Great Story Though Hindered By Restricted Camera System
6 February 2005 | by (United States) – See all my reviews

Fans of LOK games have been hooked by the ongoing story ever since the series stepped up its theatrical presentation with its second incarnation: Soul Reaver. Simon Templeman, whose rendition of Kain continued in Soul Reaver as a principle character in the story however, the game introduced a new character, Raziel, who became the protagonist of the game.

The character of Raziel was brought to life with the voice talents of Michael Bell. The dialogue between he and Simon Templeman is what turned what would otherwise be a good game into a chapter in a story that got LOK fans hooked. This was also with the helpful of support from Tony Jay who plays the role of the Elder God. Though the game ended with a cliffhanger, it had enough substance to enlist its own cult following that stayed with the series just to find out what happens next.

What did happen next was Soul Reaver II. The story continues but, instead of answering all of the questions of the first game, it introduced some new questions and twists to the story that would leave anyone's head spinning. Voice actors, Tony Jay, Anna Gunn and Richard Doyle return to play their respective supporting roles in this sequel. Paul Lukather, from the original Blood Omen, reprises his role as Vorador. Rene Auberjonois, of Star Trek DS9 fame, is introduced to the series to reprise the role of Janos.

Finally, there is Defiance. The third game in this storyline and the fifth LOK game overall, this became what I feel to be the game with the best-written story out of all of the series of LOK games. The efforts put into putting this game together become obvious as the story unfolds itself. There are twists and unexpected turns in the story leading to a satisfying ending.

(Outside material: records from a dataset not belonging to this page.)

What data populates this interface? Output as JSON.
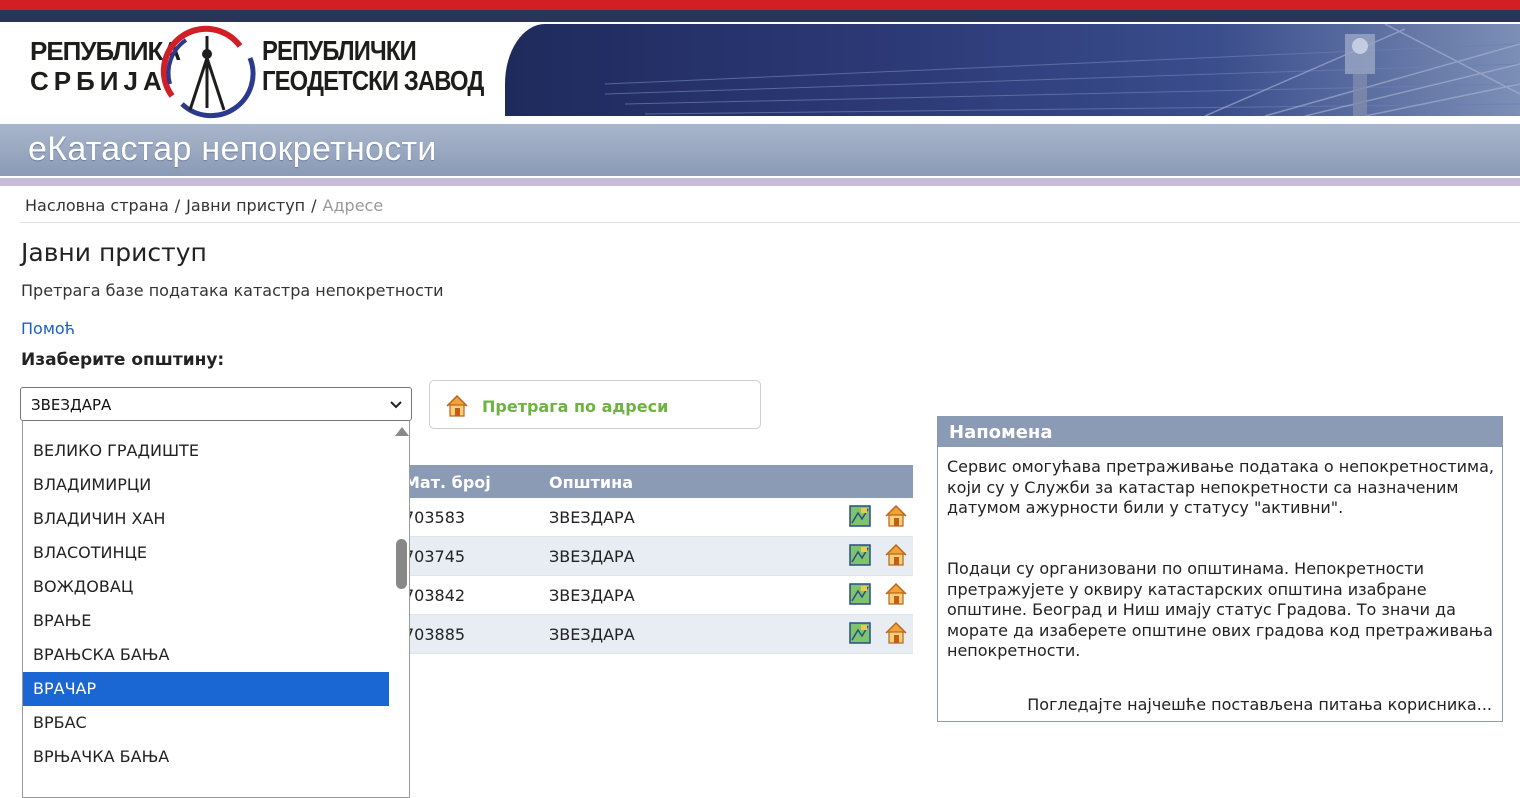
{
  "header": {
    "logo_left_line1": "РЕПУБЛИКА",
    "logo_left_line2": "СРБИЈА",
    "logo_right_line1": "РЕПУБЛИЧКИ",
    "logo_right_line2": "ГЕОДЕТСКИ ЗАВОД",
    "app_title": "еКатастар непокретности"
  },
  "colors": {
    "accent_red": "#d21f26",
    "navy": "#2b3557",
    "title_bar": "#8b9ab5",
    "selected": "#1a66d2",
    "search_green": "#6db33f"
  },
  "breadcrumb": {
    "home": "Насловна страна",
    "public": "Јавни приступ",
    "current": "Адресе",
    "separator": "/"
  },
  "page": {
    "heading": "Јавни приступ",
    "subheading": "Претрага базе података катастра непокретности",
    "help_link": "Помоћ",
    "choose_label": "Изаберите општину:"
  },
  "municipality_select": {
    "value": "ЗВЕЗДАРА",
    "options": [
      "ВЕЛИКО ГРАДИШТЕ",
      "ВЛАДИМИРЦИ",
      "ВЛАДИЧИН ХАН",
      "ВЛАСОТИНЦЕ",
      "ВОЖДОВАЦ",
      "ВРАЊЕ",
      "ВРАЊСКА БАЊА",
      "ВРАЧАР",
      "ВРБАС",
      "ВРЊАЧКА БАЊА"
    ],
    "highlighted": "ВРАЧАР"
  },
  "search_button": {
    "label": "Претрага по адреси",
    "icon": "house-icon"
  },
  "table": {
    "headers": [
      "Мат. број",
      "Општина"
    ],
    "rows": [
      {
        "mat": "703583",
        "opstina": "ЗВЕЗДАРА"
      },
      {
        "mat": "703745",
        "opstina": "ЗВЕЗДАРА"
      },
      {
        "mat": "703842",
        "opstina": "ЗВЕЗДАРА"
      },
      {
        "mat": "703885",
        "opstina": "ЗВЕЗДАРА"
      }
    ]
  },
  "note": {
    "title": "Напомена",
    "p1": "Сервис омогућава претраживање података о непокретностима, који су у Служби за катастар непокретности са назначеним датумом ажурности били у статусу \"активни\".",
    "p2": "Подаци су организовани по општинама. Непокретности претражујете у оквиру катастарских општина изабране општине. Београд и Ниш имају статус Градова. То значи да морате да изаберете општине ових градова код претраживања непокретности.",
    "faq_link": "Погледајте најчешће постављена питања корисника..."
  }
}
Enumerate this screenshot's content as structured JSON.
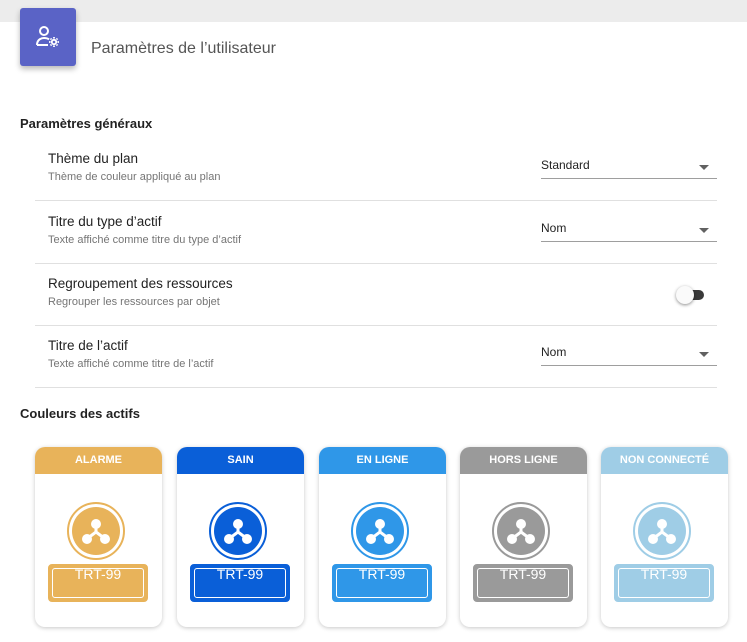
{
  "header": {
    "title": "Paramètres de l’utilisateur",
    "icon": "user-settings-icon"
  },
  "general": {
    "section_title": "Paramètres généraux",
    "settings": [
      {
        "label": "Thème du plan",
        "description": "Thème de couleur appliqué au plan",
        "control": "select",
        "value": "Standard"
      },
      {
        "label": "Titre du type d’actif",
        "description": "Texte affiché comme titre du type d’actif",
        "control": "select",
        "value": "Nom"
      },
      {
        "label": "Regroupement des ressources",
        "description": "Regrouper les ressources par objet",
        "control": "toggle",
        "checked": false
      },
      {
        "label": "Titre de l’actif",
        "description": "Texte affiché comme titre de l’actif",
        "control": "select",
        "value": "Nom"
      }
    ]
  },
  "asset_colors": {
    "section_title": "Couleurs des actifs",
    "cards": [
      {
        "label": "ALARME",
        "tag": "TRT-99",
        "color": "#e8b35a",
        "icon": "network-icon"
      },
      {
        "label": "SAIN",
        "tag": "TRT-99",
        "color": "#0a5fd8",
        "icon": "network-icon"
      },
      {
        "label": "EN LIGNE",
        "tag": "TRT-99",
        "color": "#2f97e8",
        "icon": "network-icon"
      },
      {
        "label": "HORS LIGNE",
        "tag": "TRT-99",
        "color": "#9a9a9a",
        "icon": "network-icon"
      },
      {
        "label": "NON CONNECTÉ",
        "tag": "TRT-99",
        "color": "#9fcde6",
        "icon": "network-icon"
      }
    ]
  },
  "colors": {
    "accent": "#5a63c6"
  }
}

Unfortunately, Defiance's gameplay doesn't match its theatrical prowess. This is the first game where both Kain and Raziel are playable characters in the game. Though both characters are powerful, I can't help but wonder why they had to be made virtually identical in terms of capabilities. These two characters that are supposed to be so different offer virtually nothing that the other doesn't as well. It is one of the shortcomings of the game.

The greatest shortcoming of the game is actually something that the makers of the game consider one of its improvements. The restrictive nature of the camera system in this game inevitably lead to disorientation with allot of people who play the game. The camera will reverse the angle as you go from one area to another, which can, and often does, send you back into the area from where you just came.

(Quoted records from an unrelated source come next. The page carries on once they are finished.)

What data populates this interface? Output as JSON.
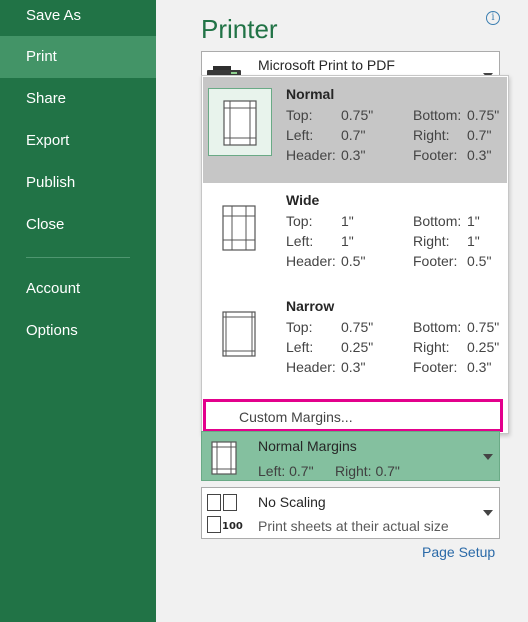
{
  "sidebar": {
    "items": [
      {
        "label": "Save As"
      },
      {
        "label": "Print"
      },
      {
        "label": "Share"
      },
      {
        "label": "Export"
      },
      {
        "label": "Publish"
      },
      {
        "label": "Close"
      },
      {
        "label": "Account"
      },
      {
        "label": "Options"
      }
    ],
    "active_index": 1,
    "colors": {
      "background": "#217346",
      "active": "#439467"
    }
  },
  "printer": {
    "title": "Printer",
    "selected": "Microsoft Print to PDF"
  },
  "margins_dropdown": {
    "options": [
      {
        "name": "Normal",
        "top_label": "Top:",
        "top": "0.75\"",
        "bottom_label": "Bottom:",
        "bottom": "0.75\"",
        "left_label": "Left:",
        "left": "0.7\"",
        "right_label": "Right:",
        "right": "0.7\"",
        "header_label": "Header:",
        "header": "0.3\"",
        "footer_label": "Footer:",
        "footer": "0.3\"",
        "selected": true
      },
      {
        "name": "Wide",
        "top_label": "Top:",
        "top": "1\"",
        "bottom_label": "Bottom:",
        "bottom": "1\"",
        "left_label": "Left:",
        "left": "1\"",
        "right_label": "Right:",
        "right": "1\"",
        "header_label": "Header:",
        "header": "0.5\"",
        "footer_label": "Footer:",
        "footer": "0.5\"",
        "selected": false
      },
      {
        "name": "Narrow",
        "top_label": "Top:",
        "top": "0.75\"",
        "bottom_label": "Bottom:",
        "bottom": "0.75\"",
        "left_label": "Left:",
        "left": "0.25\"",
        "right_label": "Right:",
        "right": "0.25\"",
        "header_label": "Header:",
        "header": "0.3\"",
        "footer_label": "Footer:",
        "footer": "0.3\"",
        "selected": false
      }
    ],
    "custom_label": "Custom Margins...",
    "highlight_color": "#e3008c"
  },
  "margins_setting": {
    "title": "Normal Margins",
    "left": "Left:  0.7\"",
    "right": "Right:  0.7\""
  },
  "scaling_setting": {
    "title": "No Scaling",
    "subtitle": "Print sheets at their actual size",
    "icon_text": "100"
  },
  "page_setup_link": "Page Setup"
}
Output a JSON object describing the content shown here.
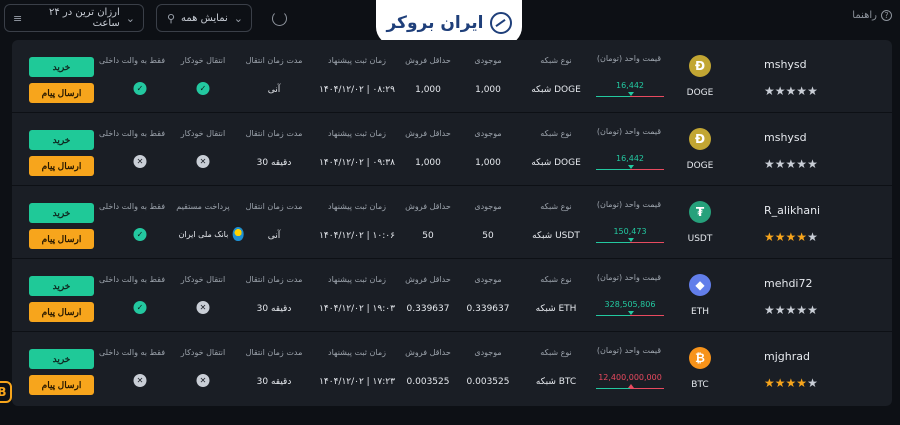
{
  "header": {
    "sort_label": "ارزان ترین در ۲۴ ساعت",
    "show_label": "نمایش همه",
    "logo_text": "ایران بروکر",
    "guide_label": "راهنما"
  },
  "columns": {
    "unit_price": "قیمت واحد (تومان)",
    "network": "نوع شبکه",
    "stock": "موجودی",
    "min_sale": "حداقل فروش",
    "offer_time": "زمان ثبت پیشنهاد",
    "transfer_time": "مدت زمان انتقال",
    "auto_transfer": "انتقال خودکار",
    "direct_payment": "پرداخت مستقیم",
    "internal_wallet": "فقط به والت داخلی"
  },
  "buttons": {
    "buy": "خرید",
    "message": "ارسال پیام"
  },
  "colors": {
    "buy": "#1fc998",
    "message": "#f7a51c",
    "price_up": "#23c8a0",
    "price_down": "#e84a5f",
    "star": "#f7a51c",
    "star_empty": "#c9ced6"
  },
  "offers": [
    {
      "username": "mshysd",
      "rating": 0,
      "coin_symbol": "DOGE",
      "coin_icon": "dogecoin-icon",
      "coin_glyph": "Ð",
      "coin_color": "#c2a633",
      "price": "16,442",
      "price_trend": "down",
      "network": "شبکه DOGE",
      "stock": "1,000",
      "min_sale": "1,000",
      "offer_time": "۱۴۰۴/۱۲/۰۲ | ۰۸:۲۹",
      "transfer_time": "آنی",
      "col7_kind": "auto_transfer",
      "col7_state": "check",
      "internal_wallet": "check"
    },
    {
      "username": "mshysd",
      "rating": 0,
      "coin_symbol": "DOGE",
      "coin_icon": "dogecoin-icon",
      "coin_glyph": "Ð",
      "coin_color": "#c2a633",
      "price": "16,442",
      "price_trend": "down",
      "network": "شبکه DOGE",
      "stock": "1,000",
      "min_sale": "1,000",
      "offer_time": "۱۴۰۴/۱۲/۰۲ | ۰۹:۳۸",
      "transfer_time": "30 دقیقه",
      "col7_kind": "auto_transfer",
      "col7_state": "cross",
      "internal_wallet": "cross"
    },
    {
      "username": "R_alikhani",
      "rating": 4,
      "coin_symbol": "USDT",
      "coin_icon": "tether-icon",
      "coin_glyph": "₮",
      "coin_color": "#26a17b",
      "price": "150,473",
      "price_trend": "down",
      "network": "شبکه USDT",
      "stock": "50",
      "min_sale": "50",
      "offer_time": "۱۴۰۴/۱۲/۰۲ | ۱۰:۰۶",
      "transfer_time": "آنی",
      "col7_kind": "direct_payment",
      "col7_state": "bank",
      "bank_name": "بانک ملی ایران",
      "internal_wallet": "check"
    },
    {
      "username": "mehdi72",
      "rating": 0,
      "coin_symbol": "ETH",
      "coin_icon": "ethereum-icon",
      "coin_glyph": "◆",
      "coin_color": "#627eea",
      "price": "328,505,806",
      "price_trend": "down",
      "network": "شبکه ETH",
      "stock": "0.339637",
      "min_sale": "0.339637",
      "offer_time": "۱۴۰۴/۱۲/۰۲ | ۱۹:۰۳",
      "transfer_time": "30 دقیقه",
      "col7_kind": "auto_transfer",
      "col7_state": "cross",
      "internal_wallet": "check"
    },
    {
      "username": "mjghrad",
      "rating": 4,
      "coin_symbol": "BTC",
      "coin_icon": "bitcoin-icon",
      "coin_glyph": "₿",
      "coin_color": "#f7931a",
      "price": "12,400,000,000",
      "price_trend": "up",
      "network": "شبکه BTC",
      "stock": "0.003525",
      "min_sale": "0.003525",
      "offer_time": "۱۴۰۴/۱۲/۰۲ | ۱۷:۲۳",
      "transfer_time": "30 دقیقه",
      "col7_kind": "auto_transfer",
      "col7_state": "cross",
      "internal_wallet": "cross"
    }
  ]
}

The developers of the game say that the camera gives you "the best possible point of view" but unfortunately, that just is not the case. It would have been a massive improvement for the sake of those interested in playing the game if the developers would offer the option to give the player control over the camera. Their reluctance to do so adds an unnecessary level of frustration that takes away from all of the things that are so good about the game.

In all, the game is a mixed bag of good, great and disappointingly bad elements that leave you wondering if the game was good or not. To take it all and average it up, the game is adequate. The real shame is that it could have been so much more.